(Kansas City, Missouri) - Founded in 1839 as the first publicly supported institution of higher education in Thomas Jefferson's Louisiana Purchase territory, the University of Missouri has grown from a cluster of buildings on a field in rough-and-tumble Boone County to an economic and scholastic powerhouse with an enrollment of nearly 35,000 and annual research expenditures of approximately $250 million.
Brian Burnes of The Kansas City Star — one of MU's more than 275,000 graduates — has written a book commemorating the school's 175th anniversary, Mizzou 175: The Remarkable Story of Missouri's Flagship University from 1839 to 2014. He discusses the 220-page, coffee-table publication and the work that went into it on Tuesday, December 9, 2014, at 6:30 p.m. at the Central Library, 14 W. 10th St.
Published by Kansas City Star Books, Mizzou 175 is packed with hundreds of historical and contemporary photographs along with Burnes' history of the university.
Mizzou was established, in large part, due to the efforts of then-Missouri lawmaker James S. Rollins, who saw the need for higher education in central Missouri. It held its first commencement in 1843 - a three-hour ceremony for two graduates, cousins Robert L. Todd and Robert B. Todd. The athletics program began with the formation of a football squad in 1890, and its rivalry with the neighboring University of Kansas was born with a meeting on the field a year later.
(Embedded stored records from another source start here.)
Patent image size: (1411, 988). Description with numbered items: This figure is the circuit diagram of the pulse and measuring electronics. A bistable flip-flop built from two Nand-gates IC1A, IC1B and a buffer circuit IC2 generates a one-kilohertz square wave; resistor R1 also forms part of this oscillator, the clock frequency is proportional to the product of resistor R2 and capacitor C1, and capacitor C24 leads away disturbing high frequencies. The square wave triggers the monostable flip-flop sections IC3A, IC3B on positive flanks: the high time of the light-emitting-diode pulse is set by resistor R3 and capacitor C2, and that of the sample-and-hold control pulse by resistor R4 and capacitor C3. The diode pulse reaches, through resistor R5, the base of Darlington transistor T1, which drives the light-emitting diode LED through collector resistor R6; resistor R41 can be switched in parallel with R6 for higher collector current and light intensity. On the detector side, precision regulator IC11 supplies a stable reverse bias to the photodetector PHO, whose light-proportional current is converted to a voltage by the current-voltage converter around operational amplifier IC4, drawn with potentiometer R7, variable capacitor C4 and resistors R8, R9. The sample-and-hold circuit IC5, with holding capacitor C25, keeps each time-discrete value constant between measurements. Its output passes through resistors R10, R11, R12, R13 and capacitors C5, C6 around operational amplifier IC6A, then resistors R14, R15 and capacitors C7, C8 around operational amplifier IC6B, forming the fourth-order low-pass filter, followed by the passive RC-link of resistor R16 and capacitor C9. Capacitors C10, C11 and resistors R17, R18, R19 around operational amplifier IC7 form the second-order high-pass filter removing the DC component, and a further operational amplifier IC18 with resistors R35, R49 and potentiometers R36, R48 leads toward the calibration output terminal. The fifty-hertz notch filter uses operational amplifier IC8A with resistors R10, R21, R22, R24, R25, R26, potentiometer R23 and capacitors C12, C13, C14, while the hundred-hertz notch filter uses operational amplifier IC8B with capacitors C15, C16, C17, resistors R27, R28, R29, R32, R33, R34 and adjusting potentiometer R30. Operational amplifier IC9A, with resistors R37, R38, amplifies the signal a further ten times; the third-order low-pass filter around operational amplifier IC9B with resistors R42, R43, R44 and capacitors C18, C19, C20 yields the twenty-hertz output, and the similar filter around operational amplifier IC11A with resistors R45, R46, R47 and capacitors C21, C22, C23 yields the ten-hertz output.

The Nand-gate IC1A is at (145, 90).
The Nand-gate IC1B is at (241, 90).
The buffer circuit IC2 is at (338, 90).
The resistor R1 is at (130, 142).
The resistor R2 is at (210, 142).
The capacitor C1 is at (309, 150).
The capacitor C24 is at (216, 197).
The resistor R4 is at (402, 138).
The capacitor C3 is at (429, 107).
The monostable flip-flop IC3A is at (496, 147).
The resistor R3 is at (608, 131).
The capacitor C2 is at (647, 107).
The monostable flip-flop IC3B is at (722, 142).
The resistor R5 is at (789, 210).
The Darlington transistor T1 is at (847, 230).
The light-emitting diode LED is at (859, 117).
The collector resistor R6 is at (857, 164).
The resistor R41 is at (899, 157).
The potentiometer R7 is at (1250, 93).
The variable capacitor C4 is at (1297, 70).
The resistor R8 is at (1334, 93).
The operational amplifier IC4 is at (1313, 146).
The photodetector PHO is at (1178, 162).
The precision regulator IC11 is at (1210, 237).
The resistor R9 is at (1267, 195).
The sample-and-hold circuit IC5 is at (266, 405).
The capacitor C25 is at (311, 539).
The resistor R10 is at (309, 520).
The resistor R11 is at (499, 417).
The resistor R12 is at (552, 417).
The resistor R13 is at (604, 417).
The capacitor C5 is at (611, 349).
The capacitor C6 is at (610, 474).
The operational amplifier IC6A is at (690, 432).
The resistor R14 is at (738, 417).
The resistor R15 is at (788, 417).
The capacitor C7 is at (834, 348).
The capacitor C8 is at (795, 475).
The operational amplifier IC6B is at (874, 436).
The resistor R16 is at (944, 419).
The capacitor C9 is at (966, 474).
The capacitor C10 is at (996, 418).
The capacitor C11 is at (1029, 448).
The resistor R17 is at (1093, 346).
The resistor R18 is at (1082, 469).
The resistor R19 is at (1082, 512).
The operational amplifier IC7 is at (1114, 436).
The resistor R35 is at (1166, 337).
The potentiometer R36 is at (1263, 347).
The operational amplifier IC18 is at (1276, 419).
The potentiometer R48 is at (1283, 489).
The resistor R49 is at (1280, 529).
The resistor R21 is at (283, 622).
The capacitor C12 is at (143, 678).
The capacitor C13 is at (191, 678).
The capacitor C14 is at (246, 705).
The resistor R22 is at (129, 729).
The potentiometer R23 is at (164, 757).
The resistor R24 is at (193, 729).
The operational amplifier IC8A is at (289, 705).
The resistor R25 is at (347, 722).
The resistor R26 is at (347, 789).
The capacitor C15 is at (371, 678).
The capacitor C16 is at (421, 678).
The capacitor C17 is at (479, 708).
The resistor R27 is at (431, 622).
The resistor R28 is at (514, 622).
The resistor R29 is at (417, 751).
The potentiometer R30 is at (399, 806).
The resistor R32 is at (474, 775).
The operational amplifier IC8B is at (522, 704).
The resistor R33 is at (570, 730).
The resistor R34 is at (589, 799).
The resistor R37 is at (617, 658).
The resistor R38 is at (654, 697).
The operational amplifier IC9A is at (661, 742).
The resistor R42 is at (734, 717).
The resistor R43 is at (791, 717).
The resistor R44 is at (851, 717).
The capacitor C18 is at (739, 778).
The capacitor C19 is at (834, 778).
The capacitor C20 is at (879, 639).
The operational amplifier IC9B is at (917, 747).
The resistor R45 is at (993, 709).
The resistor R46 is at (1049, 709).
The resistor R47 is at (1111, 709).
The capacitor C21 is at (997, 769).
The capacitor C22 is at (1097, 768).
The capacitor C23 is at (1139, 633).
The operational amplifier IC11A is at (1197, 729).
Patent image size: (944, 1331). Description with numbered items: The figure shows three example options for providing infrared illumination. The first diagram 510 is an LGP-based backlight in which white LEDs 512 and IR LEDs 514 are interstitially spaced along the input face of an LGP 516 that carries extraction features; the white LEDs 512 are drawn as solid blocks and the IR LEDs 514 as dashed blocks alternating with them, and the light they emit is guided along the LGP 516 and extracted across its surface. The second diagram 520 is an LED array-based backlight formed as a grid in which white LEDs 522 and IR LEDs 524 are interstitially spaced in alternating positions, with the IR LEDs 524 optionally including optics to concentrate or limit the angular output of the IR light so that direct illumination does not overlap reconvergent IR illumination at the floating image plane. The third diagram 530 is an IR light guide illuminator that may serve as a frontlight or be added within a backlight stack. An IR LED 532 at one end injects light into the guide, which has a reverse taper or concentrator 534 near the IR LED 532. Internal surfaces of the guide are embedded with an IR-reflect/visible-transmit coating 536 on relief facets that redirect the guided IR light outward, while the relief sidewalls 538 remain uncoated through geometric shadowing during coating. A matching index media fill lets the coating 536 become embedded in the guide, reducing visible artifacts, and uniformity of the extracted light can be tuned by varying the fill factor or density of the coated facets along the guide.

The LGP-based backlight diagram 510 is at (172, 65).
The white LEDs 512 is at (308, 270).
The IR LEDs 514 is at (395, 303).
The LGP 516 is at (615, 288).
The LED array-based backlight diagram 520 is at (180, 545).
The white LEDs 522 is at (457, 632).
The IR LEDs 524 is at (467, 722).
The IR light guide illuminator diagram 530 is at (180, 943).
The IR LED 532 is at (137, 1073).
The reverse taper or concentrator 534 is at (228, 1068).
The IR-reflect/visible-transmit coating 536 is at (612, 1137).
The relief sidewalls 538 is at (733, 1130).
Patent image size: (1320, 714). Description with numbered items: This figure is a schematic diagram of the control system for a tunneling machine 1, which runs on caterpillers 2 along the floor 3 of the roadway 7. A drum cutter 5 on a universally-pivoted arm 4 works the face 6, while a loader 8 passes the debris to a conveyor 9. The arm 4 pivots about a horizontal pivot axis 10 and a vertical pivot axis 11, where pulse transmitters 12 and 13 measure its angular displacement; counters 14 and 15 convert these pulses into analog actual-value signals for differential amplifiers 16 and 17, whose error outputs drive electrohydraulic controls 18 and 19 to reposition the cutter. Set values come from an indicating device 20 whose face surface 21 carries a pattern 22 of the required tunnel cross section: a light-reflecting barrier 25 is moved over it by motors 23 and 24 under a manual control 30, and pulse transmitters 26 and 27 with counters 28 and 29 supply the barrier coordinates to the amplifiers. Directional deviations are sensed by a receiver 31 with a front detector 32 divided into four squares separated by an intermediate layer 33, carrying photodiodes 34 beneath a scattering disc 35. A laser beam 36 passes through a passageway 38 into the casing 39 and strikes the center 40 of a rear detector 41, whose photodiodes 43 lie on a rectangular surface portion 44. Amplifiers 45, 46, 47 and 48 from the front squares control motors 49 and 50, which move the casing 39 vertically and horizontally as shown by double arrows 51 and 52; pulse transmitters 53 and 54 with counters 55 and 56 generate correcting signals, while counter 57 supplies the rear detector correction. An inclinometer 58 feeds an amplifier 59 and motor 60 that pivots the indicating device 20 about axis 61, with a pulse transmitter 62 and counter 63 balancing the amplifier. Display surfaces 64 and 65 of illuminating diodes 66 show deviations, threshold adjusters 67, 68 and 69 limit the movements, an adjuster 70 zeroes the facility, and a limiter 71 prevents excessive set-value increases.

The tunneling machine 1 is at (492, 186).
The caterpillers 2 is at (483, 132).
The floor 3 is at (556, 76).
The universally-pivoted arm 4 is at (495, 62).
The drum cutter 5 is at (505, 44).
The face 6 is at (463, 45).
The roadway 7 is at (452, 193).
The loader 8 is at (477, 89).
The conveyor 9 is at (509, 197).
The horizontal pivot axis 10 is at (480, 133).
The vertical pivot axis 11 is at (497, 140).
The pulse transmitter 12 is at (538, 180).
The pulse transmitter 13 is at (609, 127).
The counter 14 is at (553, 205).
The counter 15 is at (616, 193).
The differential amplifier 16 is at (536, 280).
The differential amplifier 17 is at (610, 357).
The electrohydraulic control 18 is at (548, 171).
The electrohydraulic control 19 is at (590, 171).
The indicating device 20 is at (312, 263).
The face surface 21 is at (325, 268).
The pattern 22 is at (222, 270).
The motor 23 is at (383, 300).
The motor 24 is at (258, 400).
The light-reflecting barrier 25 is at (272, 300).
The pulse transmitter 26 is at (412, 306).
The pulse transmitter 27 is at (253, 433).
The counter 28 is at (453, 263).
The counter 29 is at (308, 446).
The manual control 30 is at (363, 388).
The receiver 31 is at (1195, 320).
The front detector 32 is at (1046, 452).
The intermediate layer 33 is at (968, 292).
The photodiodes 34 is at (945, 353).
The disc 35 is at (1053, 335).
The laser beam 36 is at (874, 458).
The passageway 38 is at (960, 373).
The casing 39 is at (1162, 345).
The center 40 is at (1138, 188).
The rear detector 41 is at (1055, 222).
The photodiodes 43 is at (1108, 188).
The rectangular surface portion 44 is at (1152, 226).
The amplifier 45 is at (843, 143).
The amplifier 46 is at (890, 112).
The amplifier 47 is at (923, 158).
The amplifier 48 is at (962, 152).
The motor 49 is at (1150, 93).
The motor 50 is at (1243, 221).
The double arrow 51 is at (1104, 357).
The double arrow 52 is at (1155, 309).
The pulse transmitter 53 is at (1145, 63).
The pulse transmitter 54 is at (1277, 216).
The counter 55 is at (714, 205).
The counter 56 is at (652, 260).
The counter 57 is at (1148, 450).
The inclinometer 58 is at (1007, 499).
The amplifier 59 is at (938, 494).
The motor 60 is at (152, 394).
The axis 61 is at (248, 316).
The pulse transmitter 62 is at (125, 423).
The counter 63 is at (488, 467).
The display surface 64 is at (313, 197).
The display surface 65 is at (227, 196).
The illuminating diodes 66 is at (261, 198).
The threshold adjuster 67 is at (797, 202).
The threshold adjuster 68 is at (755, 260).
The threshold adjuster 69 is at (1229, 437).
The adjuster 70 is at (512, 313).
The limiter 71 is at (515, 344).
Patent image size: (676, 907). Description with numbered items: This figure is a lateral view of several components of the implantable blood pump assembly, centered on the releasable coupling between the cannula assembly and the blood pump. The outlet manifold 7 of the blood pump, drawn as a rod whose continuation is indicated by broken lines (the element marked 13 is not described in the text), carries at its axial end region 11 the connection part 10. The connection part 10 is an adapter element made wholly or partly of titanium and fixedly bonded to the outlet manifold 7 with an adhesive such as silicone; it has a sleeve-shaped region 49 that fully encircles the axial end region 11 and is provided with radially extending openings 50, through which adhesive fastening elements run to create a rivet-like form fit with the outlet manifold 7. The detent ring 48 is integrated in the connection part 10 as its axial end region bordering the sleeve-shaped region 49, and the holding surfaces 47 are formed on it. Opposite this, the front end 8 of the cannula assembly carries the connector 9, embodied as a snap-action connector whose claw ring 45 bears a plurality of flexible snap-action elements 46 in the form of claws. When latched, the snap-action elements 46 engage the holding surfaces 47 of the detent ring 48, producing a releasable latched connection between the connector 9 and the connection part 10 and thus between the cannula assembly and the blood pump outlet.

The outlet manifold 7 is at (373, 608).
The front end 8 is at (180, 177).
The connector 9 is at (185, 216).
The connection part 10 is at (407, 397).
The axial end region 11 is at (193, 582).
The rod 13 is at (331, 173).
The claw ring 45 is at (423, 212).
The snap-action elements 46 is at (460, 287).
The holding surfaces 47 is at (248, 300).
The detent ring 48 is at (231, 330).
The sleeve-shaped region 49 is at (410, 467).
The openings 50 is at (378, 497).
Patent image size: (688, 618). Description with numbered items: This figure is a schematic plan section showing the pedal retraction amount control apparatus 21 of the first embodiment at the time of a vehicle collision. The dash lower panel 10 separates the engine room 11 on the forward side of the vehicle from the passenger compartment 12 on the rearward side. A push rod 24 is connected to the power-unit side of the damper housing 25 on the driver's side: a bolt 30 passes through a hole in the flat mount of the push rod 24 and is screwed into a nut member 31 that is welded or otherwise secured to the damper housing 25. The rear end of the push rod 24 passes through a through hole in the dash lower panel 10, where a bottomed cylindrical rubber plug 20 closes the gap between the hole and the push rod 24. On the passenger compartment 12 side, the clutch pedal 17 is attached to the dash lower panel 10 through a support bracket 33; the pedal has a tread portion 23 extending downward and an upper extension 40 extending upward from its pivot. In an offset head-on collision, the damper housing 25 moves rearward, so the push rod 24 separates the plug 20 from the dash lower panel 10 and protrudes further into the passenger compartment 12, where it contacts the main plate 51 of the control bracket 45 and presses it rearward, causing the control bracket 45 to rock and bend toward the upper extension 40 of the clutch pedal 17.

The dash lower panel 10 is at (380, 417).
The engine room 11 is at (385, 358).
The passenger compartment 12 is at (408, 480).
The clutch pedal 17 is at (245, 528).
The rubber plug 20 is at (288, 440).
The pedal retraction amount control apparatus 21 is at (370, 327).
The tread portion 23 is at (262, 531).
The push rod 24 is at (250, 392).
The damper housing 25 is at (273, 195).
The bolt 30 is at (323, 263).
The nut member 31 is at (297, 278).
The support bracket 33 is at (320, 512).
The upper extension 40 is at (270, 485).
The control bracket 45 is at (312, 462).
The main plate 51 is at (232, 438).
Today, MU is one of six American public universities with units in law, medicine, and veterinary medicine on one campus, and it has the most powerful research reactor of any university in the U.S. It's one of only 36 public universities in the U.S. with membership in the prestigious Association of American Universities (AAU).
Belying that modern strength was an early precariousness. "When I got on campus as a freshman in 1972, (the school) was huge to me. I assumed it was a vast monolithic enterprise that had rolled through the decades," says Burnes, who earned a bachelor of journalism degree from MU in 1976. "It wasn't like that at all."
Mizzou closed temporarily during the Civil War, for example, and "if things had not gone just so, who knows?" Burnes says. "We might not know Mizzou as we know it today."